William Hazlitt’s Understanding Of The Role Of Laughter

June 12, 2021 by Essay Writer

Each and every day, people encounter many hardships and adversities that inflict agonizing pain and sorrow. Misery and suffering linger with people’s minds, with little to no chance of recovering. Laughter however, provides relief from these types of feelings. Although forgetting pain and tragedy is extremely difficult, William Hazlitt uses first person point of view, passionate tone, and periodic syntax to propose that amusement provides comfort and healing from misfortunes, which shows that laughter is a necessary human trait to cope with life.

Hazlitt uses first person point of view to argue that amusement alleviates distress from people. He uses first person point of view to relate himself to the audience and support his argument when he states, “we shed tears from sympathy…; as we burst into laughter from want of sympathy.” By connecting himself to the audience, he relates the same emotions he feels in times of distress and supports that everyone, including himself, finds comfort in amusement. He shows that it is not only a small minority, but a majority of people that find emotional rescue from distress through comical events. He strengthens his argument by being able to convey his own feelings about this subject towards his audience, to show that other people feel the same way. By arguing that amusement saves people from distress, he claims that amusement is necessary to live. Without some sort of pleasure, people would just live monotonous and mundane lives, which overall would affect social health.

Hazlitt also uses emotional diction to create a passionate tone, which supports his claim of laughter provides rescue from distress. He uses words such as, “misfortune” and “sympathy,” to reach out to his audience and make his argument very personal. By using words like these, people are more likely to understand from what context Hazlitt comes from. The emotional words Hazlitt uses creates the passionate tone he has throughout his lecture. Through his tone, he grasps the readers’ attention and instills the same feelings he has into his audience. Readers are able to feel his passion this subject and relate to Hazlitt. They are able to become more aware about how laughter is able to heal distress caused by hardship. At the same time, however, Hazlitt is able to imply that emotions, especially pleasure and amusement, provide the happiness within life. Without it, people would not be able to live life to its fullest enjoyment.

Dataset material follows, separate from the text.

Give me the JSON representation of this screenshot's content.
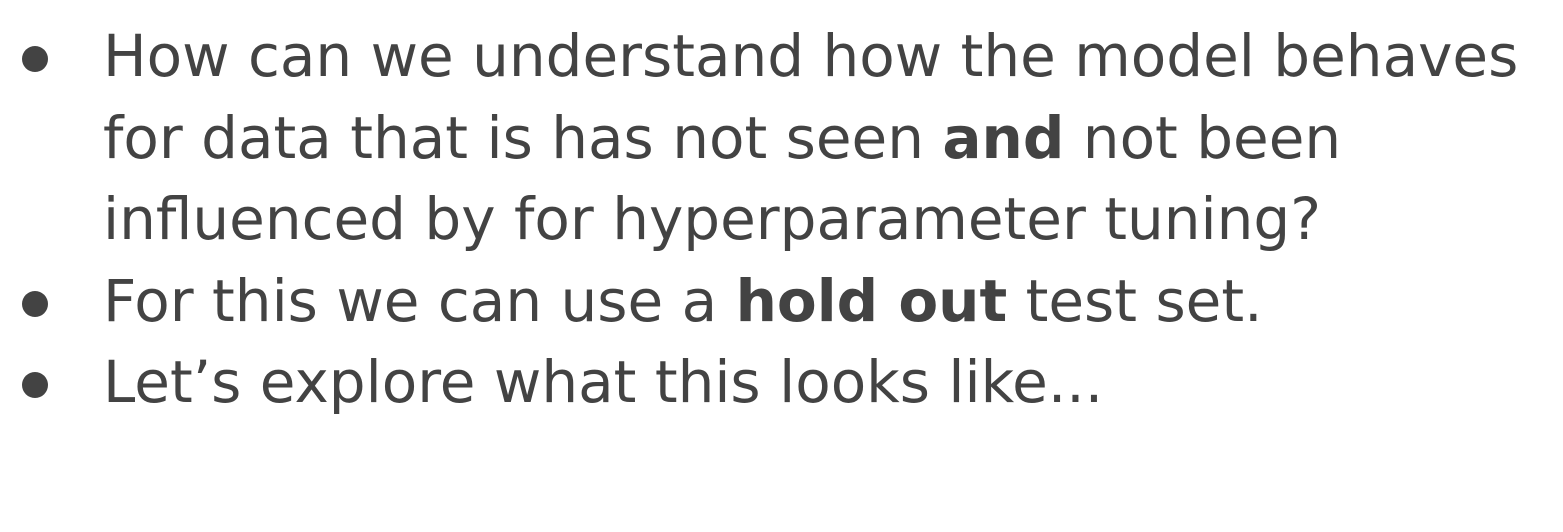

Also, Hazlitt supports that laughter soothes emotional distress through the use of periodic syntax. Within his periodic sentences, Hazlitt incorporates scenarios to illustrate the same devastation people experience due to misfortunes, then shows how laughter resolves it when he says, “if every thing that went wrong, if every vanity or weakness in another gave us a sensible pang, it would be hard indeed: but as long as the disagreeableness of the consequences of a sudden disaster is kept out of sight by the immediate oddity of the circumstances, and the absurdity or unaccountableness of a foolish action is the most striking thing in it, the ludicrous prevails over the pathetic, and we receive pleasure instead of pain.” By providing examples of similar depressing emotions, readers are able to relate to them and become more convinced to how amusement provides alleviating pleasure. Furthermore, his periodic sentences also include exclamation points to show that he is an advocate for laughter being incredibly important within human life, in which life requires some sort of pleasure to be meaningful.